Votre engagement ne sera valable que si l'acte de caution respecte certaines formes
L'acte de caution comporte certains termes qu'il vous
faut identifier : vous êtes la "caution" ; la personne
pour laquelle vous vous portez caution est le "débiteur" ;
l'établissement prêteur est le "créancier".
L'engagement de caution doit être écrit
- Dans la pratique, l'acte de caution est souvent établi "sous
seing privé", c'est-à-dire signé directement
entre l'établissement prêteur et celui qui apporte sa caution.
Votre caution peut figurer sur l'acte principal, c'est-à-dire le
contrat de prêt ou en annexe, plutôt que par acte séparé :
ainsi, vous aurez une meilleure connaissance des obligations de la personne
que vous cautionnez.
- L'acte de caution peut aussi être établi par un notaire,
sous sa responsabilité : c'est alors un acte authentique ; son
contenu n'est pas réglementé comme les actes "sous
seing privé". Le notaire vous informe et vous conseille sur
l'engagement que vous allez prendre.
- Toutefois, si vous vous engagez solidairement, votre engagement doit être limité à un montant global expressément mentionné. Si celui-ci n'est pas limité, le cautionnement sera automatiquement considéré comme un cautionnement simplie.
- Dans tous les cas, un exemplaire de l'acte de caution que vous avez
signé doit vous être remis ; conservez-le.

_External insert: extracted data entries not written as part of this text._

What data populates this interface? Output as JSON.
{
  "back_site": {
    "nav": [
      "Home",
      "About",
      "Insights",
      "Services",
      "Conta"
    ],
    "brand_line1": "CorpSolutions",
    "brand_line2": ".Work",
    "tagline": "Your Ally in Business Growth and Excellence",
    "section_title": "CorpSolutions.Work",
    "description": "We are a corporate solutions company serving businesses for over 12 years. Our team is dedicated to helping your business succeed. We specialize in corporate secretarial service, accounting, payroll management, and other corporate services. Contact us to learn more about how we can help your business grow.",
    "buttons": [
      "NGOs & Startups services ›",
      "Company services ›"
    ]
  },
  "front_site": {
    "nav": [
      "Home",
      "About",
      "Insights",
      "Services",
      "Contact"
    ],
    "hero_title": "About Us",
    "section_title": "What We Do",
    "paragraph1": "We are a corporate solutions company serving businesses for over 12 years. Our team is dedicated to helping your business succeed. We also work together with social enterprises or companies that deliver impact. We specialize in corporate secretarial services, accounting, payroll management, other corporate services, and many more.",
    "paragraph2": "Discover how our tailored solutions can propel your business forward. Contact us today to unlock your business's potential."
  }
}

Que doit contenir l'acte de caution ?
L'acte de caution sous seing privé comprend
obligatoirement, suivie de votre signature, une mention écrite de
votre main indiquant :
- la durée de la caution, c'est-à-dire
le délai pendant lequel vous vous engagez. Vous ne pourrez pas
dénoncer la caution avant le terme prévu.
Si l'acte de caution ne comporte pas de durée précise, vous pouvez à tout
moment retirer votre caution, en adressant une lettre recommandée avec
avis de réception au créancier : vous ne serez alors engagé que
pour les sommes dues avant la dénonciation.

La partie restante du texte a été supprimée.